Como o conforto e a conveniência nos prejudicam mais do que imaginamos

Embora todos procuremos as camas mais confortáveis, os sofás mais confortáveis, os sapatos que melhor se adaptam aos nossos pés e uma longa lista de pequenas melhorias em nosso conforto, nem tudo é bom. De fato, pode ser muito bom, mas normalmente devemos prestar uma pequena homenagem em troca desse conforto.

Um tributo na forma de dores nas costas, perda auditiva, várias doenças ... vamos ver alguns exemplos disso.

Sofá

Um dos assassinos mais lentos é a poltrona, que é mais letal, mais confortável é. Se a poltrona é muito confortável e a abusamos, passando longas horas lendo, assistindo netflix ou apenas brincando, ela causa doenças ou condições, como estitiquez (como não há movimento, você corre o risco de doenças do cólon, como diverticulite), insulina alta (condição médica de resistência à insulina que leva ao desenvolvimento de diabetes), câncer (estilo de vida sedentário está ligado, acima de tudo, a cólon, mama e câncer endometrial) e má circulação das pernas (aumenta o risco de varizes, tornozelos inchados ou trombose).

O colchão da cama, se for macio e confortável demais, pode enfraquecer nossas costas. Daniel E. Liebermanem seu livro A história do corpo humano, dê mais exemplos:

Ainda mais insidiosos são os perigos que superficialmente parecem facilitar nossa vida, mas que realmente nos enfraquecem: escadas rolantes, elevadores, malas, carrinhos de compras, abridores de latas elétricas e muitos outros. Esses dispositivos são de grande ajuda para os corpos que já estão danificados, mas são potencialmente prejudiciais para aqueles que ainda estão saudáveis.
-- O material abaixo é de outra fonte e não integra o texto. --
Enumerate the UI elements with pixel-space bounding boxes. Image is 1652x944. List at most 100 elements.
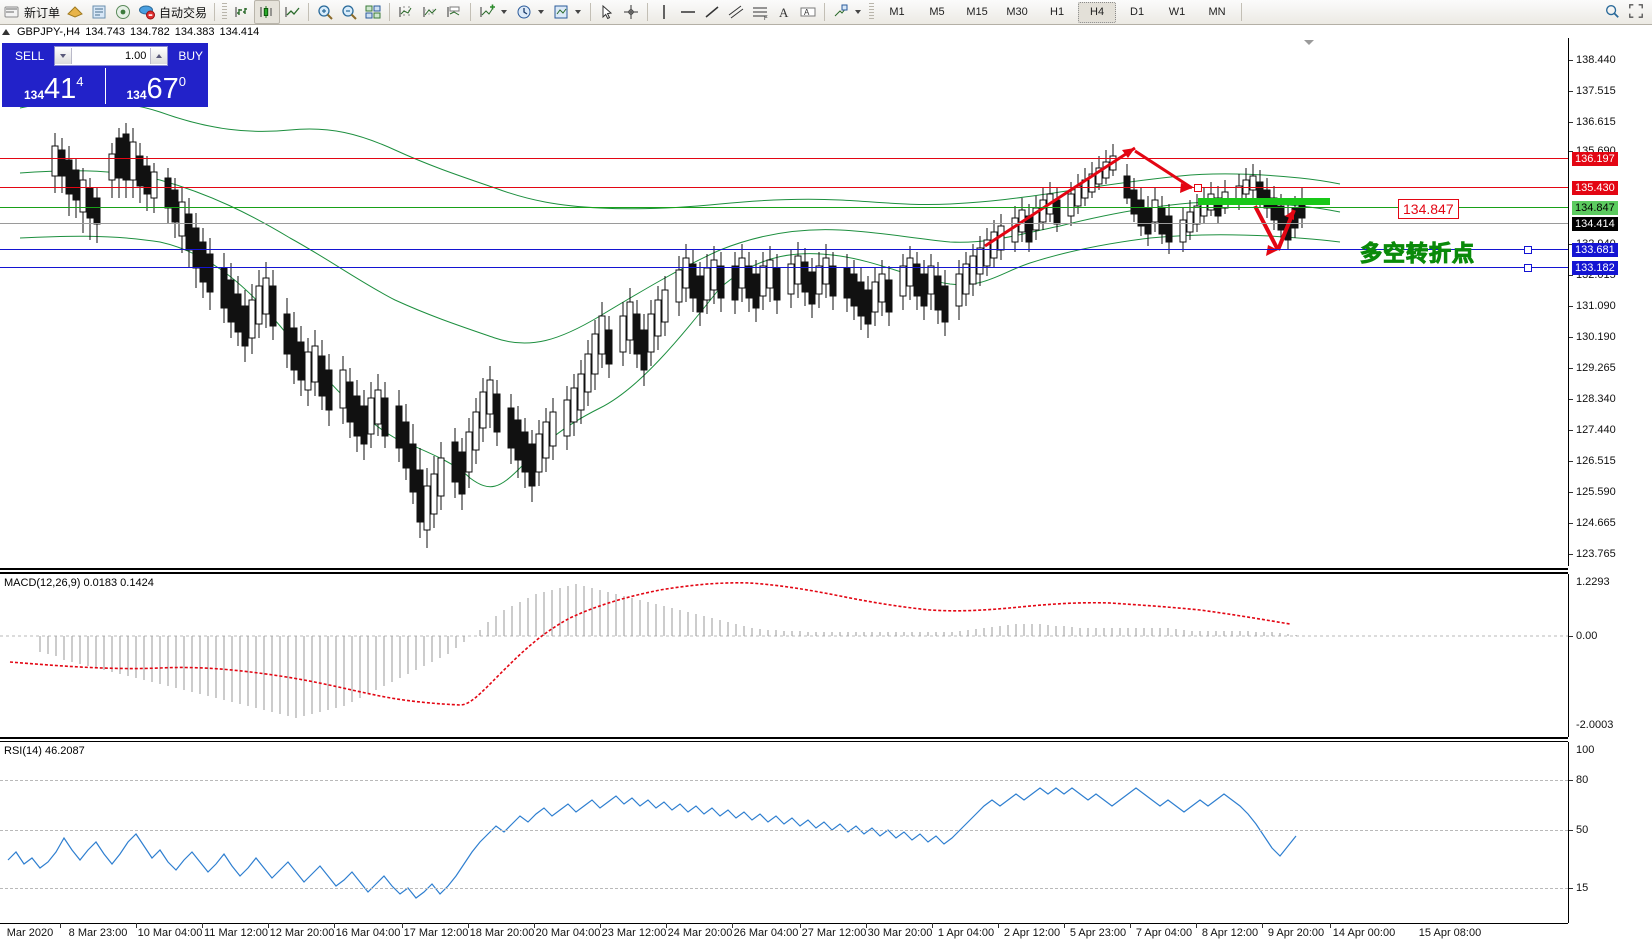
- symbol-name: GBPJPY-,H4: [17, 25, 81, 38]
- grid-icon: [421, 3, 439, 21]
- zoom-in-button[interactable]: [313, 1, 337, 23]
- chart-shift-marker-icon[interactable]: [1304, 40, 1314, 45]
- macd-pane[interactable]: MACD(12,26,9) 0.0183 0.1424 1.2293 0.00 …: [0, 574, 1652, 737]
- macd-scale[interactable]: 1.2293 0.00 -2.0003: [1569, 574, 1652, 737]
- line-anchor-135430[interactable]: [1194, 184, 1202, 192]
- time-axis[interactable]: Mar 2020 8 Mar 23:00 10 Mar 04:00 11 Mar…: [0, 923, 1652, 944]
- price-scale[interactable]: 138.440 137.515 136.615 135.690 132.940 …: [1569, 38, 1652, 566]
- period-separator-button[interactable]: [394, 1, 418, 23]
- pane-divider[interactable]: [0, 737, 1568, 739]
- lot-size-input[interactable]: 1.00: [124, 50, 147, 62]
- price-chart-pane[interactable]: 134.847 多空转折点 138.440 137.515 136.615 13…: [0, 38, 1652, 566]
- support-line-133681[interactable]: [0, 249, 1568, 250]
- equidistant-channel-button[interactable]: [724, 1, 748, 23]
- lot-decrease-button[interactable]: [55, 48, 73, 64]
- buy-button[interactable]: BUY: [178, 49, 204, 63]
- text-label-button[interactable]: A: [796, 1, 820, 23]
- buy-price[interactable]: 134 67 0: [104, 68, 208, 105]
- timeframe-m1[interactable]: M1: [889, 5, 905, 18]
- support-line-133182[interactable]: [0, 267, 1568, 268]
- chevron-down-icon[interactable]: [575, 10, 582, 14]
- collapse-triangle-icon[interactable]: [2, 28, 10, 35]
- horizontal-line-icon: [679, 3, 697, 21]
- new-order-button[interactable]: 新订单: [0, 1, 63, 23]
- time-tick: 10 Mar 04:00: [137, 927, 203, 939]
- lot-increase-button[interactable]: [150, 48, 168, 64]
- zoom-out-button[interactable]: [337, 1, 361, 23]
- sell-button[interactable]: SELL: [15, 49, 45, 63]
- chevron-down-icon[interactable]: [538, 10, 545, 14]
- horizontal-line-button[interactable]: [676, 1, 700, 23]
- vertical-line-button[interactable]: [652, 1, 676, 23]
- lot-size-stepper[interactable]: 1.00: [54, 46, 169, 66]
- line-anchor-133681[interactable]: [1524, 246, 1532, 254]
- chevron-down-icon[interactable]: [855, 10, 862, 14]
- ohlc-button[interactable]: [442, 1, 466, 23]
- price-chip-133681[interactable]: 133.681: [1572, 243, 1618, 257]
- cursor-button[interactable]: [595, 1, 619, 23]
- price-callout-box[interactable]: 134.847: [1398, 199, 1459, 219]
- chevron-down-icon[interactable]: [501, 10, 508, 14]
- macd-plot-area[interactable]: [0, 574, 1568, 737]
- tile-windows-button[interactable]: [361, 1, 385, 23]
- vertical-line-icon: [655, 3, 673, 21]
- navigator-button[interactable]: [111, 1, 135, 23]
- macd-svg: [0, 582, 1568, 718]
- line-anchor-133182[interactable]: [1524, 264, 1532, 272]
- timeframe-m5[interactable]: M5: [929, 5, 945, 18]
- price-chip-136197[interactable]: 136.197: [1572, 152, 1618, 166]
- indicators-button[interactable]: [475, 1, 512, 23]
- rsi-level-15: [0, 888, 1568, 889]
- time-tick: 8 Apr 12:00: [1201, 927, 1259, 939]
- indicators-icon: [478, 3, 496, 21]
- price-plot-area[interactable]: 134.847 多空转折点: [0, 38, 1568, 566]
- price-chip-current[interactable]: 134.414: [1572, 217, 1618, 231]
- timeframe-m30[interactable]: M30: [1006, 5, 1028, 18]
- rsi-pane[interactable]: RSI(14) 46.2087 100 80 50 15: [0, 742, 1652, 923]
- price-chip-133182[interactable]: 133.182: [1572, 261, 1618, 275]
- timeframe-mn[interactable]: MN: [1208, 5, 1226, 18]
- buy-price-prefix: 134: [126, 88, 147, 102]
- timeframe-h4[interactable]: H4: [1078, 1, 1117, 23]
- text-button[interactable]: A: [772, 1, 796, 23]
- expert-advisor-button[interactable]: [63, 1, 87, 23]
- timeframe-w1[interactable]: W1: [1168, 5, 1186, 18]
- toolbar-grip[interactable]: [222, 3, 228, 21]
- line-chart-button[interactable]: [280, 1, 304, 23]
- price-tick: 130.190: [1576, 331, 1616, 343]
- resistance-line-135430[interactable]: [0, 187, 1568, 188]
- target-line-134847[interactable]: [0, 207, 1568, 208]
- pane-divider[interactable]: [0, 568, 1568, 570]
- pane-divider[interactable]: [0, 572, 1568, 574]
- search-icon[interactable]: [1604, 3, 1622, 21]
- price-chip-134847[interactable]: 134.847: [1572, 201, 1618, 215]
- ohlc-icon: [445, 3, 463, 21]
- candlestick-chart-button[interactable]: [254, 0, 281, 24]
- trendline-button[interactable]: [700, 1, 724, 23]
- price-chip-135430[interactable]: 135.430: [1572, 181, 1618, 195]
- templates-button[interactable]: [549, 1, 586, 23]
- resistance-line-136197[interactable]: [0, 158, 1568, 159]
- rsi-plot-area[interactable]: [0, 742, 1568, 923]
- chinese-annotation-text[interactable]: 多空转折点: [1359, 241, 1476, 267]
- sell-price-prefix: 134: [23, 88, 45, 102]
- period-button[interactable]: [512, 1, 549, 23]
- rsi-scale[interactable]: 100 80 50 15: [1569, 742, 1652, 923]
- timeframe-d1[interactable]: D1: [1130, 5, 1145, 18]
- autotrading-button[interactable]: 自动交易: [135, 1, 210, 23]
- timeframe-h1[interactable]: H1: [1050, 5, 1065, 18]
- draw-shapes-button[interactable]: [829, 1, 866, 23]
- fibonacci-button[interactable]: F: [748, 1, 772, 23]
- data-window-button[interactable]: [87, 1, 111, 23]
- timeframe-m15[interactable]: M15: [966, 5, 988, 18]
- buy-price-main: 67: [146, 73, 179, 105]
- rsi-tick: 50: [1576, 824, 1589, 836]
- toolbar-grip[interactable]: [869, 3, 875, 21]
- crosshair-button[interactable]: [619, 1, 643, 23]
- rsi-tick: 80: [1576, 774, 1589, 786]
- data-window-icon: [90, 3, 108, 21]
- grid-button[interactable]: [418, 1, 442, 23]
- sell-price[interactable]: 134 41 4: [3, 68, 105, 104]
- bar-chart-button[interactable]: [230, 1, 254, 23]
- fullscreen-icon[interactable]: [1628, 3, 1646, 21]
Anos e anos de dependência desnecessária desses dispositivos que nos poupam trabalho podem contribuir para a decrepitude.

As lâmpadas nos permitem ficar mais tempo dentro dos quartos, mas isso pode nos privar de exposição suficiente à luz solar, o que dificulta a síntese de vitamina D e afeta a visão e o humor.

Sabonetes antibacterianos podem matar tantos germes que também eles podem promover a evolução de novas bactérias que podem nos deixar ainda mais doentes.

A solução para as doenças da novidade e do conforto não é desistir de todos os confortos modernos, mas parar o ciclo de disseminação em que tratamos os sintomas dos problemas que criamos, em vez de abordar suas causas (...) Não há necessidade de desistir calçar os sapatos completamente, mas poderíamos evitar alguns problemas nos pés se incentivarmos as pessoas, e principalmente as crianças, a andar descalças com mais frequência ou usar sapatos minimalistas.